If you've read Amy Chua's Battle Hymn of the Tiger Mother (see my February 21, 2011 review below) you'll definitely want to read Anne-Marie Slaughter's thoughts on the topic, available here: http://globalpublicsquare.blogs.cnn.com/2011/06/05/rebellion-of-the-innovation-mom/. Slaughter is the Bert G. Kerstetter ’66 University Professor of Politics and International Affairs at Princeton University. I've excerpted portions of her post below.
"Call it the rebellion of the mother of two adolescents against the Tiger Moms, but what this nation needs to be innovative and entrepreneurial is to ask our kids to do less.
"Innovation requires creativity; entrepreneurship requires a willingness to break the rules. The jam packed, highly structured days of elite children are carefully calculated to create Ivy League-worthy resumes. They reinforce habits of discipline and conformity, programming remarkably well-rounded and often superb young people who can play near concert-quality violin, speak two languages, volunteer in their communities and get straight A’s.
"These are the students that I see in my Princeton classes; I am often in awe of their accomplishments and teaching them is a joy. But I strongly suspect that they will not be the inventors of the next 'new thing'.
"Creativity requires a measure of random association and connection and substantial periods of down time, where the mind is allowed to run and turn over seemingly disconnected bits of information, images, and ideas. Richard Florida, author of The Creative Class (follow him on Twitter at @richard_florida), observes that 'many researchers see creative thinking as a four-step process: preparation, incubation, illumination and verification or revision.'
"Incubation is 'the ‘mystical’ step,' one in which both the conscious mind and the subconscious mull over the problem in hard-to-define ways.Hard to define, yes, but not hard to foster, as long as chunks of the day or the week are left open for relatively random activity: long walks, surfing the Internet, browsing a bookstore, household chores that don’t require too much thought, watching the birds at the birdfeeder and gazing out at the ocean.
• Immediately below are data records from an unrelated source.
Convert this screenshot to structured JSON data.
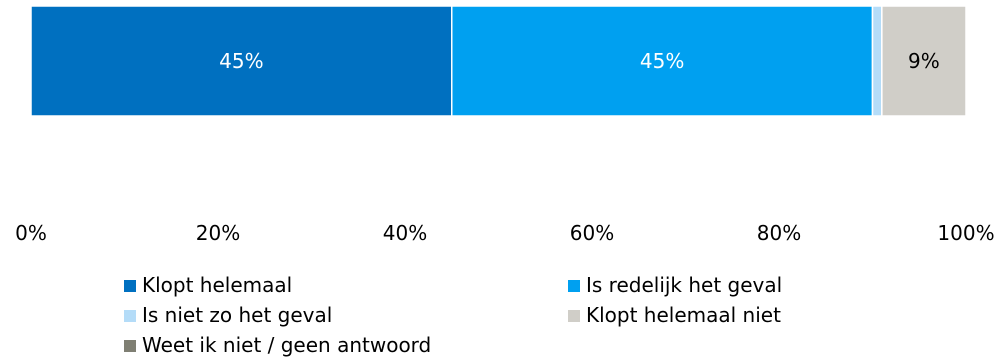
{
  "chart_data": {
    "type": "bar",
    "orientation": "horizontal",
    "stacked": true,
    "percent": true,
    "categories": [
      ""
    ],
    "series": [
      {
        "name": "Klopt helemaal",
        "values": [
          45
        ],
        "label": "45%",
        "color": "#0070C0",
        "label_color": "#ffffff"
      },
      {
        "name": "Is redelijk het geval",
        "values": [
          45
        ],
        "label": "45%",
        "color": "#00A0F0",
        "label_color": "#ffffff"
      },
      {
        "name": "Is niet zo het geval",
        "values": [
          1
        ],
        "label": "",
        "color": "#B4DCF8",
        "label_color": "#000000"
      },
      {
        "name": "Klopt helemaal niet",
        "values": [
          9
        ],
        "label": "9%",
        "color": "#D0CEC8",
        "label_color": "#000000"
      },
      {
        "name": "Weet ik niet / geen antwoord",
        "values": [
          0
        ],
        "label": "",
        "color": "#7F7F73",
        "label_color": "#000000"
      }
    ],
    "x_ticks": [
      "0%",
      "20%",
      "40%",
      "60%",
      "80%",
      "100%"
    ],
    "xlim": [
      0,
      100
    ],
    "title": "",
    "xlabel": "",
    "ylabel": "",
    "grid": false,
    "legend_position": "bottom"
  }
}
"Creativity gurus often suggest ways to add randomness to your life. Left to their own devices, teenagers are masters at drifting from fad to fad, website to website, and event to event as their fancy takes them, but that seemingly aimless, random wandering is exactly what we are programming out of them.
"Entrepreneurship means undertaking something new, something that you create or make happen that does not exist in your space. It does not have to require breakthrough innovation; successful entrepreneurs can borrow ideas that are succeeding elsewhere and transfer them. But our most famous entrepreneurs have a vision and follow it in defiance of conventional wisdom.
"To nurture young people who are willing to persevere in the face of deep skepticism or outright opposition, we must reward them or at least allow them to be rewarded for breaking the rules, not meeting our expectations by jumping through an endless series of hoops."